Nour, pourquoi n'ai-je rien vu venir ? (Ed. Seuil, 2016) commence gentiment de manière intrigante. On comprend d'entrée que Nour est une fille qui écrit à son père depuis la Syrie où elle est partie clandestinement rejoindre un jihadiste qu'elle a rencontré sur Internet. Elle l'a épousé, elle partage son combat et elle invite son père à la rejoindre. 

 

On découvre que le père, sans autre nom que Papa, est professeur de philosophie. Il est veuf et a cru élever sa fille unique dans l'amour et la tolérance avec un esprit d'ouverture à l'analyse des situations. Le livre commence sur la désillusion d'un père découvrant les illusions de sa fille. 

 

 

Une fois ce cadre posé, l'affaire s'emballe soudain. La violence est idéologique. Une violence crue, nue et brutale qui fait froid dans le dos en offrant au lecteur un bréviaire de l'argumentaire jihadiste comme rarement on peut le trouver : enthousiaste, naïf de cohérence, nimbé d'affection et enrobé de l'admiration d'une fille pour son père.
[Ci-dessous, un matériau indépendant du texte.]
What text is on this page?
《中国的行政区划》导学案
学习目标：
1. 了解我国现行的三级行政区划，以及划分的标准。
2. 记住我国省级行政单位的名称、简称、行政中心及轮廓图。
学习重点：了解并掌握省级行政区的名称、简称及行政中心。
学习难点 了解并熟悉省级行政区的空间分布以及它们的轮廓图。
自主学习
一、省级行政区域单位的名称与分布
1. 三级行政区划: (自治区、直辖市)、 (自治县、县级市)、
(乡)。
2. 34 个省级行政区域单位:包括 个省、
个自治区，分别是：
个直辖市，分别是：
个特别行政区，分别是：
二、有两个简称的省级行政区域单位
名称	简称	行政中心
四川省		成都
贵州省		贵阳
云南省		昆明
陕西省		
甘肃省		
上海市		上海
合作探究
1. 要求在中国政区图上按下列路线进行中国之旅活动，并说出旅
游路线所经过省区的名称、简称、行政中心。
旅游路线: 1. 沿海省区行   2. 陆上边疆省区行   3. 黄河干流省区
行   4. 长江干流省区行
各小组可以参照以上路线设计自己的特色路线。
Le tout servi sur l'espoir de renouveau d'un monde idéal. 

 

 

Nour est aimante. Avec ferveur, douceur et tendresse, elle voudrait partager son bonheur avec Papa. Elle lui raconte son havre de paix au côté d'Ikram, chef de police au service de Daesh. Elle n'a qu'un mot sous la plume « Viens, Papa ! » ; « viens nous rejoindre pour enfin réaliser ce rêve dont tu m'as toujours bercé. Viens ! Notre combat est le tien, ne soit pas lâche, saisit l'occasion que nous offrons au monde de parachever les révolutions inabouties vers ce monde dont tu m'as tant parlé ! »

 

 

Raphaël Chouraqui (Les Fils d'Abraham) 

 

 

 

 

 

 

 

 

 

 

 

 

 

 

Entre amour filial et haine paradoxale

Avenant et prudent, Papa essaye de tirer Nour de l'enfer. Il s'accuse, se culpabilise. Puis il la supplie, l'implore de rentrer, s'il le faut, avec Ikram. Papa tient cette ligne quelques lettres avant de trébucher pour devenir l'intellectuel torturé par le dévoiement de ses valeurs. Il est alors sans merci : « Maintenant que tu vis au milieu de monstres, écrit-il, et que tu en as même épousé un, que t'inspirent ceux-ci ? Qu'éprouves-tu quand ton époux rentre harassé le soir, après une dure journée de labeur où il a fait exécuter ou tué de ses propres mains femmes et enfants (…). Ce sont des doigts velus et crochus qui parcourent ta peau ? Une haleine fétide qui précède ses baisers ? » 

 

 

La cause semble perdue et le lecteur, à l'image des personnages, se trouve dans une impasse où deux rationnalités s'affrontent, coup contre coup, faits contre faits, arguments contre arguments, idéologie contre idéologie dans une angoissante escalade qui prend à la gorge. 

 

 

Au milieu du déferlement de mots poignants, tissés de haine paradoxale et d'amour filial, Nour annonce la naissance de Jihad, son bébé, en rétorquant à une charge : « Pour la première fois de ma vie, je t'ai méprisé, Papa, parce que tu t'es rendu méprisable. Toi si fort, si beau dans tes sentiments et leur expression d'ordinaire... Tes propos orduriers traduisent tout ton mal. Tu n'es plus que l'ombre de toi-même. Le brillant universitaire nourri de raison et de spiritualité ne trouve plus les mots pour convaincre sa fille. » Elle signe : 

« Ta petite Nour que sa petite Jihad a rendue à l'humanité ! »

 

 

Un romancier est né

C'est alors que la magie de la littérature opère et que le talent de romancier se révèle. Inattendu est le dénouement. Il faut garder son âme d'enfant, se rappeler que, après tout, ce livret n'est qu'une fiction. Rien qu'un affreuse allégorie qui rend compte de la complexité d'une cruelle réalité dont la splendeur réside dans l'ignominie et la magnificence qui résultent des mêmes convictions. 

 

 

Une fiction signée par un universitaire dont on connaît la pensée se lit avec l'appréhension de reconnaître l'auteur derrière ses personnages.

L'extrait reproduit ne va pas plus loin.